Radio buttons with options for 9am, 12pm, 5pm and 11:59pm

# Different ways of entering a time

Different techniques can be used for time. They are:

  1. Native time input
  2. Multiple inputs
  3. Autocomplete
  4. Single input

By looking at the pros and cons of these, it’ll become clear why I recommend using a single text input.

# 1. Using the native time input (type="time")

As usual, the first approach to look at is what browsers give us for free - the native time input.

It works differently depending on the browser or device.

Chrome on desktop, for example, gives users a text input with slot for the hour and minute separated by a colon.

It also provides a clock icon, which when clicked reveals a menu to select the hour and minute.

Chrome’s native time input

This is problematic for a few reasons.

Firstly, once the hour has been selected, focus is moved automatically to the minute slot. If the user made a mistake, they have to move the focus back to the hour slot.

Due to the colon, it may not be clear that the focus can be moved back by pressing Left. I think a lot of users will opt to use their mouse. Either way it’s long winded.

Secondly, the colon cannot be selected even though it’s inside the box. This is misleading because normally the contents of an input can be selected.

Thirdly, it’s not clear that the clock icon reveals a menu or what that menu will consist of.

Finally, users cannot cut and paste a time into the input.

Chrome on Android gives users an empty text input with a little down arrow. When focused it reveals a dial.

Android’s time input

This is also problematic.

Firstly, before the user focuses the input, it looks a bit like a select box due to the down arrow. Opening a dial may be unexpected.

Secondly, the dial isn’t particulary intuitive and has action labels that cannot be customised.

Finally, sometimes hint text is needed - but that’s covered up by the dialog.

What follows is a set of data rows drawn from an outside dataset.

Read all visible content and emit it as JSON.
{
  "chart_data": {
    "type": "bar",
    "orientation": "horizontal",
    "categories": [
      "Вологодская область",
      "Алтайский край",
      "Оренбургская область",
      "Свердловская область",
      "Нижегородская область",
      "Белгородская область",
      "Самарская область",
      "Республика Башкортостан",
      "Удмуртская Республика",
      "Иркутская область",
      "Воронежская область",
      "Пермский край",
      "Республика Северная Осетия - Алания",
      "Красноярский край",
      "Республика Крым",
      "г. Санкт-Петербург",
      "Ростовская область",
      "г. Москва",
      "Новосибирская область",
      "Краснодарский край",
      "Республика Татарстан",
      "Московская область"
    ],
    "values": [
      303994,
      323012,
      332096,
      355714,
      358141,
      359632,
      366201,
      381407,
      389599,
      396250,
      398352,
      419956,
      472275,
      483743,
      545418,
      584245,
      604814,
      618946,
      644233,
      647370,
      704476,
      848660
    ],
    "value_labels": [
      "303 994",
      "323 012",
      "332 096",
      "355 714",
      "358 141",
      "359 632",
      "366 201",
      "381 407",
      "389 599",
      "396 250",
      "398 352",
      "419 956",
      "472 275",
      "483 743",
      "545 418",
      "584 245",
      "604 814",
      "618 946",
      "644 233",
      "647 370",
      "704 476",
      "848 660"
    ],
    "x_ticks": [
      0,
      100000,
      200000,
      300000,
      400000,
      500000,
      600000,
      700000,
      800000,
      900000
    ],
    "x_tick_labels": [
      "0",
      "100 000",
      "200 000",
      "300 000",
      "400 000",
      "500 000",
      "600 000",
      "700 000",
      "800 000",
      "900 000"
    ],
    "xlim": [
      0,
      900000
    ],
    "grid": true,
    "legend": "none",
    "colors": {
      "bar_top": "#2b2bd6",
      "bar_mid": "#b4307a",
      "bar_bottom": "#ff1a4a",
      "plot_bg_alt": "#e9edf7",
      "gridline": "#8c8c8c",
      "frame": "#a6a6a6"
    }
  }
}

(Note: browsers that lack support for the native time input will get a standard text input.)

# 2. Using multiple inputs

The second approach involves using multiple inputs for:

  • hour - as a text input or select box
  • minute - as a text input or select box
  • AM or PM - as a select box or radio buttons
Multiple inputs for hours, minutes and AM or PM

This avoids having to deal with different formats.

But select boxes should be used as a last resort. And multiple inputs are problematic because:

  • they stop users from cutting and pasting
  • they require more effort to use
  • they can be difficult to label (‘AM or PM’ is a bit awkward here)

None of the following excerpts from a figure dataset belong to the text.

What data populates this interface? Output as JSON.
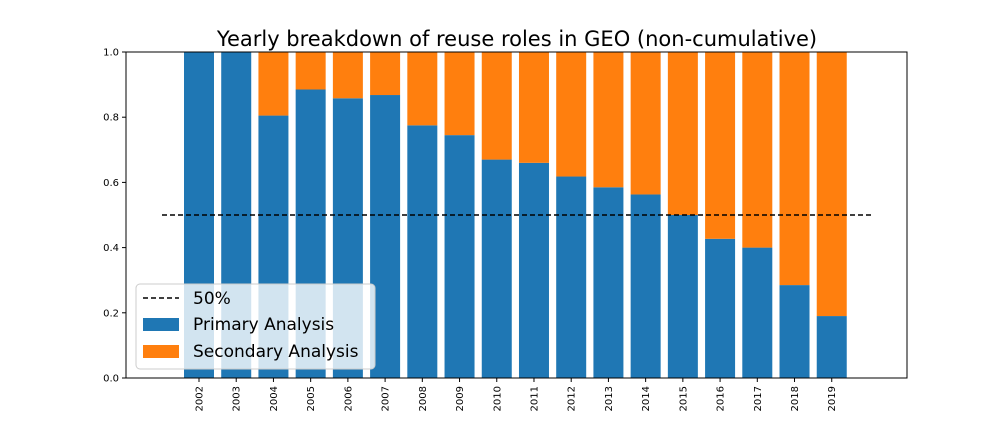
{
  "chart_data": {
    "type": "bar",
    "stacked": true,
    "title": "Yearly breakdown of reuse roles in GEO (non-cumulative)",
    "xlabel": "",
    "ylabel": "",
    "ylim": [
      0,
      1
    ],
    "yticks": [
      "0.0",
      "0.2",
      "0.4",
      "0.6",
      "0.8",
      "1.0"
    ],
    "categories": [
      "2002",
      "2003",
      "2004",
      "2005",
      "2006",
      "2007",
      "2008",
      "2009",
      "2010",
      "2011",
      "2012",
      "2013",
      "2014",
      "2015",
      "2016",
      "2017",
      "2018",
      "2019"
    ],
    "series": [
      {
        "name": "Primary Analysis",
        "color": "#1f77b4",
        "values": [
          1.0,
          1.0,
          0.805,
          0.885,
          0.858,
          0.868,
          0.775,
          0.745,
          0.67,
          0.66,
          0.618,
          0.585,
          0.563,
          0.5,
          0.427,
          0.4,
          0.285,
          0.19
        ]
      },
      {
        "name": "Secondary Analysis",
        "color": "#ff7f0e",
        "values": [
          0.0,
          0.0,
          0.195,
          0.115,
          0.142,
          0.132,
          0.225,
          0.255,
          0.33,
          0.34,
          0.382,
          0.415,
          0.437,
          0.5,
          0.573,
          0.6,
          0.715,
          0.81
        ]
      }
    ],
    "reference_line": {
      "name": "50%",
      "value": 0.5,
      "style": "dashed",
      "color": "#000000"
    },
    "grid": false,
    "legend": {
      "placement": "lower-left"
    }
  }
}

(Note: the input for ‘AM and PM’ is needed because otherwise some users incorrectly enter ‘12’ or ‘00’ for midnight.)

# 3. Using an autocomplete

The third approach is to use an autocomplete input. This is like a text input and a select box combined.

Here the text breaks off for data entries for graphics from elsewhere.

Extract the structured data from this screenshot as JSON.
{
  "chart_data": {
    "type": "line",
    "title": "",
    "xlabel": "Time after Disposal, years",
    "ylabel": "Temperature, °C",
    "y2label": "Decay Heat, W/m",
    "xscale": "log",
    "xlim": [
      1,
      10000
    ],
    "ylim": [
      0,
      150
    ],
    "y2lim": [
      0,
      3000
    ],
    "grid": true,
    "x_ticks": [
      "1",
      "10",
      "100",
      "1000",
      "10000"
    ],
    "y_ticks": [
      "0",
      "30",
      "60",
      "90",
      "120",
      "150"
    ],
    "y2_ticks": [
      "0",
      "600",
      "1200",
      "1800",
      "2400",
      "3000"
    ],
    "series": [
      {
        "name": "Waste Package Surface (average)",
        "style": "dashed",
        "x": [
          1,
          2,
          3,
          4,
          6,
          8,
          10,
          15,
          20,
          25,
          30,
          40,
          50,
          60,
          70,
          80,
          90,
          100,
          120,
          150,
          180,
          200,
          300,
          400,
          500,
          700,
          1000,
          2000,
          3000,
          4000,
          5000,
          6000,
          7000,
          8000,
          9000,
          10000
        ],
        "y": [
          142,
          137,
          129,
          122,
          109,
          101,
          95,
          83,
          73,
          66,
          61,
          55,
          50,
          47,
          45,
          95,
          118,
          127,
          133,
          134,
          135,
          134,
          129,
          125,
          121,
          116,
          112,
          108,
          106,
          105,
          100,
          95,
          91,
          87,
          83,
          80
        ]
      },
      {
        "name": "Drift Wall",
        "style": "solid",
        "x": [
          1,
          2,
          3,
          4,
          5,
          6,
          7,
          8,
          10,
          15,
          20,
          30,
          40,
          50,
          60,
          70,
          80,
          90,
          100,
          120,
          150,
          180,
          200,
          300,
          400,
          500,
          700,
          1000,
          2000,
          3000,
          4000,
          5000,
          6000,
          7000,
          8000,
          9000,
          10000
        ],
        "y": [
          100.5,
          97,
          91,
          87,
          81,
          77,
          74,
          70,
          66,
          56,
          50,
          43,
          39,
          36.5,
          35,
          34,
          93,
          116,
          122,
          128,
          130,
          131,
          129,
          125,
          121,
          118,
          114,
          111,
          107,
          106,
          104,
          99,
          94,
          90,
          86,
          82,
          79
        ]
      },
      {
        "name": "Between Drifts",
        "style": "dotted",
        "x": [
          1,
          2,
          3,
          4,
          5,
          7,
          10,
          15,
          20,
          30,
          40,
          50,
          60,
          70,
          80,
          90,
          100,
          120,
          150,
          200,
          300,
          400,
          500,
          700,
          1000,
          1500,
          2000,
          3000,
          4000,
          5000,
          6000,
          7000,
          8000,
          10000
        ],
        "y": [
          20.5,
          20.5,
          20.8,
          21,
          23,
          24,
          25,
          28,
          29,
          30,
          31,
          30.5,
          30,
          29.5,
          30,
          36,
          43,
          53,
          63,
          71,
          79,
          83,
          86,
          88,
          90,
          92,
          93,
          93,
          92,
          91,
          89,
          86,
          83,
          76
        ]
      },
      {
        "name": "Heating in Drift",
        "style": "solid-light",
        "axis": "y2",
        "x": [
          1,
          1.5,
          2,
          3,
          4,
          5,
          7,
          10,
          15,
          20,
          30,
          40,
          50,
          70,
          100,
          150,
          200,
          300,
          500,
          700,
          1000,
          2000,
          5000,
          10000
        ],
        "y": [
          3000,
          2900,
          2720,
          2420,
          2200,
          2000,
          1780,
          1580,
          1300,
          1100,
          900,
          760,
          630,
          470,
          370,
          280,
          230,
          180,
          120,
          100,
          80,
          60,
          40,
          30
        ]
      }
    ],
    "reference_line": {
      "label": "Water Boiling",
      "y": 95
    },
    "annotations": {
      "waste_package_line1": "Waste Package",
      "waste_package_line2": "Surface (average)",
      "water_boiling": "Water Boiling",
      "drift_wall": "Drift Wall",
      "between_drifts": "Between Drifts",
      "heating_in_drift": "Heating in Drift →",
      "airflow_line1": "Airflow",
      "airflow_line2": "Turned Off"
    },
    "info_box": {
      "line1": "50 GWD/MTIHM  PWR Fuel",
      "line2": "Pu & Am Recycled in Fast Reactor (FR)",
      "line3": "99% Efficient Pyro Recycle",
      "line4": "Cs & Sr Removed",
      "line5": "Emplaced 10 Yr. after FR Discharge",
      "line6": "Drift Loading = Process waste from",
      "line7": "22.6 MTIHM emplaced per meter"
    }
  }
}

Google Calendar’s autocomplete input

Clicking the input reveals a list of times - typically at 30 minute intervals.

Users can select a time or type to narrow down the suggestions.

The problem with this approach is that:

  • users are less aware of how to operate an autocomplete
  • users may enter a time in 24 hour format with the options shown in a 12 hour format (see above screenshot)
  • making an accessible autocomplete is hard
  • autocompletes rely on JavaScript which means a non-JavaScript solution needs to be considered before enhancement

# 4. Using a single text input (recommended)

The final approach - which I recommend - uses a single text input for time.

A single input for time

It works well. It’s consistent across all browsers and devices. Users just type what they like.

My research shows that using a single input works very well as long as you accept a wide range of formats.

The only argument against this approach is the effort required to accept all these formats.

But I don’t count this as a problem because:

  • it’s doing the hard work to make it simple
  • it’s far easier to build than an autocomplete
  • we have to do this anyway when considering progressive enhancement
  • it’s not that much effort to build (we used Timeliness with minimal configuration)

I also want to highlight that even:

  • if research showed that an autocomplete works better we’d still need to use a single input when JavaScript is unavailable
  • if research showed that the native time input works best, we’d still need to use a single input for browsers that lack support

So we may as well start with a single input and prove through research that it’s worth the extra effort of doing anything more.

# Summary

While entering time appears to be challenging at first, it’s not that bad.

If you can avoid making users enter a time in the first place, do so.

But if you do need to give users the ability to enter a time, use a single text input that accepts a wide range of formats.

This is the most simple, consistent and accessible approach we can take.